Le travail de Mazin et Druckman : entre apports scénaristiques et reprise du matériau d’origine

On ne va pas vous mentir, la série The Last of Us est très (voir trop selon certains) fidèle au jeu de Druckman et Straley. On retrouve ainsi des séquences entières présentes dans le jeu ou ses cinématiques, parfois reprises plan par plan, ce qui peut être déroutant quand on a terminé le jeu plusieurs fois. On a parfois l’impression d’une mise en image, surtout dans les premiers épisodes, qui ne bénéficie pas moins d’une mise en scène d’ampleur et de quelques apports bien sentis (on pense au plateau de télévision dans l’épisode pilote, qui fait écho au contexte épidémiologique de notre époque, ou au premier cas de cordyceps dans l’épisode 2). L’épisode dédié au personnage de Bill (dont le passé n’est que simplement évoqué dans le jeu) prend néanmoins un tout autre chemin avec le show, qui présente son histoire d’amour avec Frank. Mettre en scène une histoire passionnelle entre deux hommes, qui plus est dans un monde post-apocalyptique, est un choix audacieux, et nous a semblé être l’un des grands temps forts de la série. Ce passage se manifeste ainsi comme une sorte de capsule temporelle, qui permet de renforcer la profondeur du personnage de Bill, et qui, loin d’être une tranche de vie distanciée de la trame principale, est habilement lié à l’histoire de Ellie et Joel, par un jeu de miroir dont seul Mazin et Druckman ont le secret. Les épisodes suivants oscillent entre remaniements nécessaires de certains passages, et attachement à l’histoire originale, sans jamais perdre de vue l’objectif de retranscription d’un récit déjà bien au point, afin d’accompagner cette histoire dans son passage d’un médium à un autre.

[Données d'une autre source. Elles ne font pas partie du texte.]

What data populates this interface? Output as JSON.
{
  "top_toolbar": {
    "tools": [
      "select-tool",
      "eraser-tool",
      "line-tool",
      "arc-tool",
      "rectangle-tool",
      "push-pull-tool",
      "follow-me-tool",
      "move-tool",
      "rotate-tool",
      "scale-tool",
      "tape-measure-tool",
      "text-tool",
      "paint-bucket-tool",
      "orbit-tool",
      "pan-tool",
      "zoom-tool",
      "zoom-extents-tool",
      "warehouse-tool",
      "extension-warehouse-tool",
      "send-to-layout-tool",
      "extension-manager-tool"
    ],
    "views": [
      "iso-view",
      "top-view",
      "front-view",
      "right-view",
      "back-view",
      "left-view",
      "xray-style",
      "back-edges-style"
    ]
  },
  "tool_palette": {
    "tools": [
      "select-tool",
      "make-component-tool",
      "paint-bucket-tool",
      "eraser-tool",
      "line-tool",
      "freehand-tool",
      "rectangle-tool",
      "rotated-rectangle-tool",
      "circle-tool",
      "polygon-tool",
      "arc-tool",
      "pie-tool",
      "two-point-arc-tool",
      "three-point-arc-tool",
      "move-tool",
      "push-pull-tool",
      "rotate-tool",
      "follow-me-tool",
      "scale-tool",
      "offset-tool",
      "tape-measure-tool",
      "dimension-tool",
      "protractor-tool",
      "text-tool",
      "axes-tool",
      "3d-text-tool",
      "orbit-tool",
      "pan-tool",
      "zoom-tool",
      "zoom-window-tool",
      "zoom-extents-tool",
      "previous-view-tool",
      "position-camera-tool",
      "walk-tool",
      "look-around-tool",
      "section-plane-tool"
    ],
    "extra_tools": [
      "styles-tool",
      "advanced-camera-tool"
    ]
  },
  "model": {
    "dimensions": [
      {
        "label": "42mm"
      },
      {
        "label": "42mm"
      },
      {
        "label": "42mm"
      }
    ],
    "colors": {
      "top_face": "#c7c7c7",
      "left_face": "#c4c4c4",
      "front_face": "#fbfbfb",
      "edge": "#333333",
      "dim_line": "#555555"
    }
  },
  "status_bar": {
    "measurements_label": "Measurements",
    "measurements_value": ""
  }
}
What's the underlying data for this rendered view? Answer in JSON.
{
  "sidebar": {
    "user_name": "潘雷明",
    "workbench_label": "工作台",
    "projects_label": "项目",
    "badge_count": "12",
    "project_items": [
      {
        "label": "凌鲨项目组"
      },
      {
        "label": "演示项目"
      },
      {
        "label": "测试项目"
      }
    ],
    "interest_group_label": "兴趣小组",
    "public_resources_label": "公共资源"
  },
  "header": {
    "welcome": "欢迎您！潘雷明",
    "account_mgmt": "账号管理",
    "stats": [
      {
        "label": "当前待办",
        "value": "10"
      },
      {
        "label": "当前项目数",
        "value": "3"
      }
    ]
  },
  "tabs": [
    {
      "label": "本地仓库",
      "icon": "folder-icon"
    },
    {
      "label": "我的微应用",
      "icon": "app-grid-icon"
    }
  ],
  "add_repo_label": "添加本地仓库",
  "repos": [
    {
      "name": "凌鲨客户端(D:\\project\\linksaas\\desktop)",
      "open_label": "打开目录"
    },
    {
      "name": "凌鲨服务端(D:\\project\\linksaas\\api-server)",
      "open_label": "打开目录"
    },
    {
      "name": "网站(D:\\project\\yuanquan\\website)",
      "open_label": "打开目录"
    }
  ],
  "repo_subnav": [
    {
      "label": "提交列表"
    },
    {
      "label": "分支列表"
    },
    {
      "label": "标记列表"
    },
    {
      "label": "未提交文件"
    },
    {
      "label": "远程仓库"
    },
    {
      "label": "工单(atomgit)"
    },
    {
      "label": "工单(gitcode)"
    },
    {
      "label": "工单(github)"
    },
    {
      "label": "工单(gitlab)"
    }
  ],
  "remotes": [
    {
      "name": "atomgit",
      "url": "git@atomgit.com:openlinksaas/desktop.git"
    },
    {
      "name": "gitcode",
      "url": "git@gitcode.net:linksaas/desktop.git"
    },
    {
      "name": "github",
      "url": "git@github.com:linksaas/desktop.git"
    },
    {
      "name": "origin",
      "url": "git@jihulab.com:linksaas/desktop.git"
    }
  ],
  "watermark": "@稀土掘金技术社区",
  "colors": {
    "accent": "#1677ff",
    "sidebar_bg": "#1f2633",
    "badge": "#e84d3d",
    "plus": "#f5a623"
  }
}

La relation entre Bill et Frank, à peine évoquée dans le jeu, est ici pleinement mis en scène.
La relation entre Bill et Frank, à peine évoquée dans le jeu, est ici pleinement mis en scène.

Une adaptation filmique hautement maitrisée et à la portée universelle

Ce qui semble avoir marqué d’emblée la communauté de joueurs et de joueuses, c’est la puissance du propos et l’impact de cette histoire en apparence très simple, dont la dimension à taille humaine donnait déjà au récit de base une portée universelle. Si la série reprend trait pour trait les caractéristiques de chaque personnage, elle ne manque pas d’en exacerber certains contours, ou de les sur-ligner, dans le but d’apporter subtilement une nouvelle profondeur à l’histoire de Joel et Ellie. La relation entre ces deux singularités prend une toute autre dimension avec des acteurs et actrices de chair et d’os, et l’aspect tangible de l’univers est ici magnifié. Dès l’arrivée du générique d’introduction, et le retour du thème musical de Gustavo Santaolalla, on retrouve le climat à la fois envoûtant et désespéré de ce monde endormi sous le poids des âges et de la destruction. Peu à peu, le voile s’ouvre et les personnages prennent vie, parfaitement incarnés par des acteurs et actrices à l’interprétation tout en nuances. Face à eux, le calme apparent des paysages débarrassés de la présence humaine, et où les ruines de l’ancien monde, désormais recouvertes de végétations, sont tour à tour refuges ou antres des pires abominations. Comme dans le jeu, le lien ténu qui unit Joel et Ellie dans leur périple se fera de plus en plus difficile à rompre, jusqu’à ce que l’un d’eux commette l’acte d’amour le plus égoïste et déchirant qui soit, et qui mènera aux conséquences que l’on connaît dans The Last Of Us : Part 2.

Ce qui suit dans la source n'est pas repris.